Further, in a large company such as mine, many stakeholders want access to projects but only need to see a handful of items (example: task name, status, priority, and due date).

Solution:
Project owners should be able to create multiple, customized list views, being able to control which fields are visible on these views. Each view has its own visibility rules (who can see the list view as a whole).

This allows a very dynamic solution described as the following:
Project owners and high ranking personnel can see the full project list view, seeing every field. This allows projects to tie in sensitive information such as finances or management notes.

Employees see a custom list view, seeing only what the project owner has determined to be safe (example: no financial data).

Other organizational stakeholders see yet another list view, showing only the high-level items described above.

Conclusion:
With custom list views, it completes an important gap in Asana’s stakeholder management framework. Project owners can use Asana projects to work AND communicate the right information effectively. This feature will increase revenue by making Asana list views desire to a larger number of employees within an organization, as the number of stakeholders who can now utilize Asana for useful information would expand substantially.

3 Likes

Here’s what we do, maybe it can help you out:

Reporting for Managers

We used saved reports to do this. It gives our managers the high level view without being bogged down by all the various details of the task.

They can customize their reports to show the custom fields that they want individually. They primarily use this in their daily management of the team.

All the details of the task are still there if they open up the task side panel but from the list/board view, they only see the broad details.

Universal reports work for this as well. Managers are able to click on an element inside of the report and it will open up a list view (similar to a saved report really) to give them a bit more insight into that particular area. This is particular helpful when they’re reporting on numbers to me and sometimes have to glance at more details to answer a particular question I ask about a project, campaign, etc.

Reporting for Executives

I wish Asana could handle this well but it can’t. Without calculated fields and the ability to blend data from other sources (e.g. Everhour, Quickbooks, HubSpot), we’ve had to turn to Data Studio.

Our data gets piped into our data warehouse from Asana and other tools and then blended together and visualized in custom Data Studio reports.

More complex to set up but hopefully the first set of options will help ya get most of what ya want.

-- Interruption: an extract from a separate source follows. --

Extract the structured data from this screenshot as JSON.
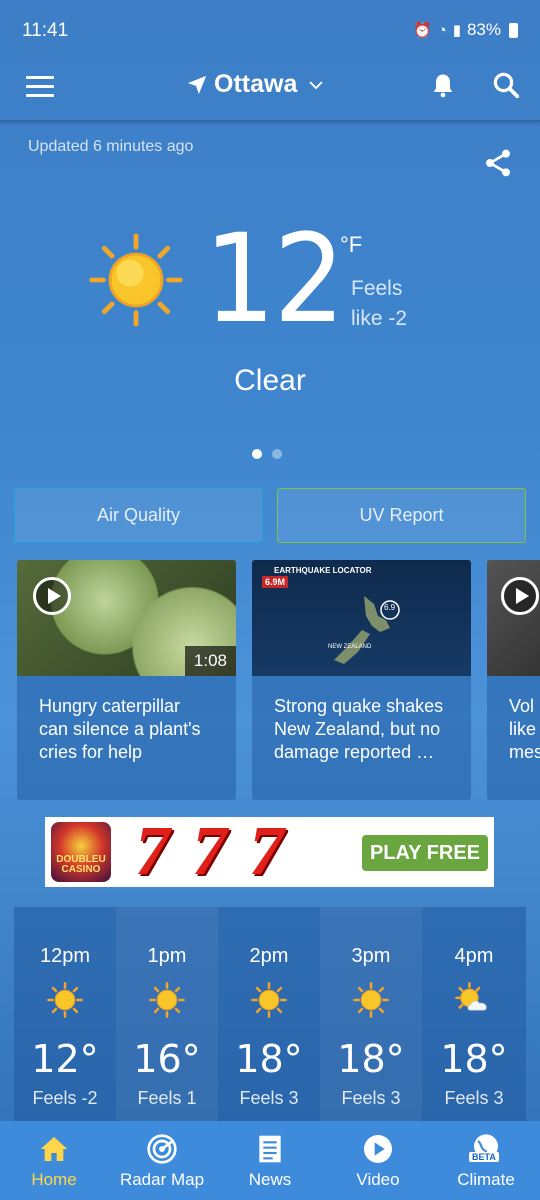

I prefer to have the parent task with all the data. Then if I need to, I create subtasks that are multi-homed into a project having just the fields filled out that are relevant to that user base.

Having permissions is a very complex and can be messy.

1 Like

The ideal workflow, just to ensure I give a full picture:

  1. You create a new list view: initially, the view duplicates with all the fields.
  2. You start to hide columns you don’t want the new view to display
  3. You enable a custom URL that displays the list view, which is publicly accessible or password protect (some like of randomly generated Asana URL)

The usage goes like this:

  1. Create the customized list view and a URL as described above
  2. Tell your executive leadership to vist this URL for status updates.

As use case for this has just come up in the business I am currently working for as well. It would be helpful to have multiple views within a project, that can be of the same time, i.e. list view 1 and list view 2, alternatively even having the ability to save multiple filter options and easily select them would be helpful.

3 Likes

Does anyone know if this is something Asana is looking into adding? I’ve recently worked with a contractor who uses another project management tool that has this feature and it is now something that is glaringly lacking in Asana. So much so that our organization is considering switching, which would be chaos to do but we really do need multiple list views for different team members. I would hate to spend all the time and money to switch to learn that Asana has this feature on the way.

@Amanda_Bolton , this feature was just released!